Girl Crush(2)



This guy was a hodgepodge of decades gone wrong.

“Giselle, what’s wrong?” He trailed after me, stumbling on his own feet.

I flung the bathroom door back open just as Justin righted himself. We both stared at his artwork on my walls, my toilet, my floor, my rug, and the pedestal of my sink that was a solid three feet away from the bowl of the commode. My hands pushed the cleaning supplies into his chest, and as he awkwardly accepted them, I folded my arms across my breasts.

“I’ll be damned if I’m going to clean up after a grown man. Clean up your own piss, and then get the hell out of my house.”

Justin stared at me like I’d sprouted a second head, but when I cocked my hip and pursed my lips, he got to spraying.

“What the hell were you doing? Drawing our initials on the wall? I don’t even want to know how you got urine on the sink.”

Apparently, Justin wasn’t used to being talked to in such a direct manner, but it also explained why he still lived at home…with his mother. A tidbit I’d learned at dinner that was not mentioned in his dating profile. This was all the confirmation I needed—it was Tinder from here on out. When he finished, he tried to hand me the soiled paper towels.

“You’re kidding me, right?” I pointed toward the wastebasket. “You can put them in the trash yourself.” I snatched the cleaning supplies from him, and the moment he chucked the mess, I escorted him from my home. I might have growled when I closed the door behind him.

Sexually frustrated, with no viable option other than self-gratification, I retrieved my dead vibrator and made use of it as a dildo sitting on top of the washing machine on spin cycle.





1





I was done.

Done with men.

Women say it all the time; they get fed up, throw their hands in the air, and vow a life of celibacy—until the next chiseled chest comes into view, and then they’re foaming at the mouth and wiping the drool from their chin. But this was different, I really meant it.

I’d been manhandled by the last pig that would ever bring his sausage near me. After one of the nastiest divorces in history, followed by some of the crudest and raunchiest dates, I’d decided to bat for the other team.

Ronnie roared with laughter as I made my proclamation. Just before her features cleared, she realized my mind was set. “Giselle, you don’t just decide to become a lesbian. You either are, or you aren’t, and based on the fact you’ve been sucking stick instead of going down to Taco Town since puberty, it’s unlikely you just missed the signs.”

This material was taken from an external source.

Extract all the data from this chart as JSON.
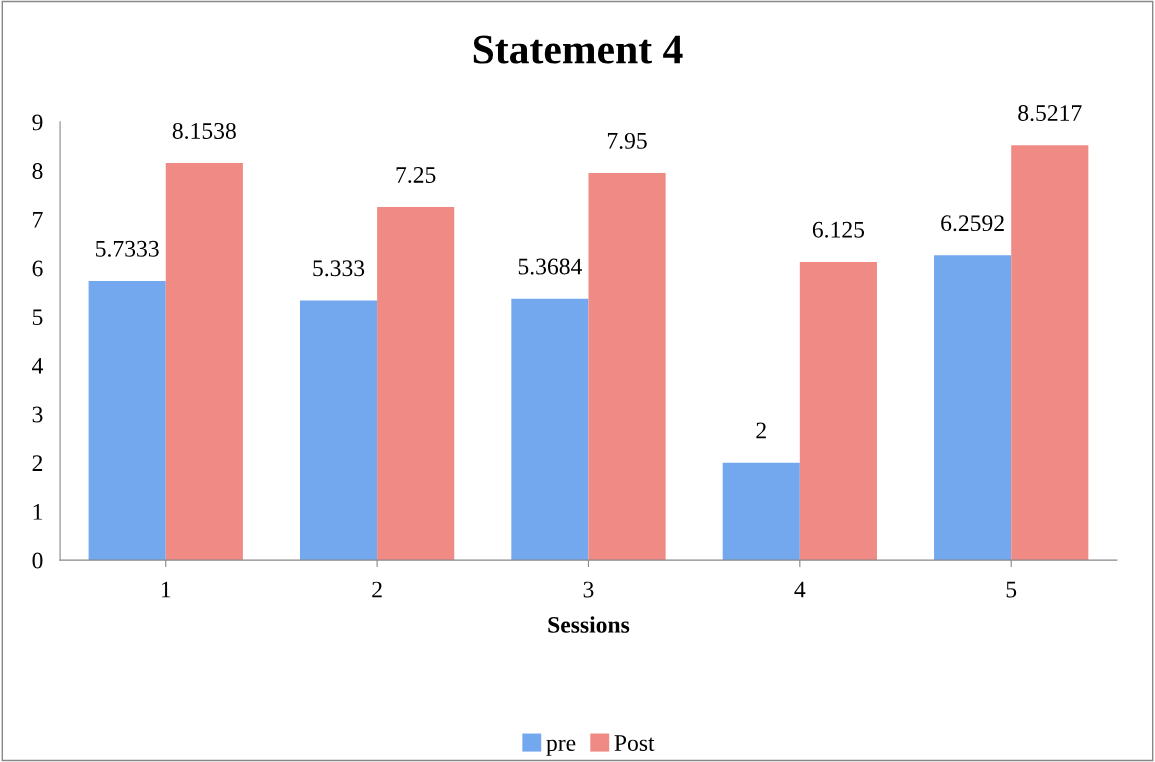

My best friend, Veronica, would know. She was the girl every guy wanted, every girl wanted to be, and in the end, she preferred fish to hot dogs. At least if I made the switch late in the game, I had someone to show me the ropes, teach me the Jedi ways.

“What happened this time?” Ronnie knew all the gory details from every failed attempt at a relationship or date since I’d gotten my first kiss.

Sitting in the darkened bar, I swung my feet under the high stool and twirled my drink in the pretentious glass it had been served in. Bars had moved up a notch since the last time I’d dated—thank God someone finally outlawed smoking in these tiny places. Not only could you see the person you came with, but you could also breathe long enough to enjoy a drink.

Justin. That’s what had happened this time. Justin happened.

“He peed on my walls, Ronnie. And then he seemed surprised I was offended by it.”

She raised her eyebrows and pursed her lips. Nodding her head, she confirmed she knew how savage the male species could be. “Men are gross, Gizzy. But you can’t just decide you’re going to be a switch-hitter. You’ve been practicing the wrong game for too many years.” She was humored by the entire conversation, but I wasn’t kidding.

“Are you going to help me or not?” I was on the verge of pouting and wasn’t above doing it if it would help me get my way.

“Help you what? Pretend to be a lesbian?”

“I’m not pretending. I want out. People switch careers, why can’t they change sexuality?”

“Please refer to my previous comment: you don’t just decide to eat pussy, Giselle.”

“I’m assuming it’s like beer…an acquired taste.”

She spat her Cosmopolitan across the table and quickly grabbed a napkin to pat her lips dry.

“What? I didn’t like dick the first time I tasted that shit, either. Be real. No bodily fluid tastes good. It’s the feeling you impart that makes you love the taste you’re chasing.” I wanted to smack her—Veronica was making this entirely too complicated. “Look, I just need you to show me the ropes. Give me some dating pointers. The how-to guide to wooing the hoo hoo.”

She sat back against the chair and crossed her mile-long legs. Her perfect breasts sat on display while her ample cleavage peeked over the top of her blouse. Veronica was sex on a stick and knew everyone in town.

“I think that might be against the rules.”

“Don’t be coy with me, you whore. I know where the bodies are buried. Spill it.”

Her laugh echoed through the empty bar. When I didn’t budge, and my facial expression remained stoic, she leaned in with her elbows on the table. “You’re not expecting me to show you, right?”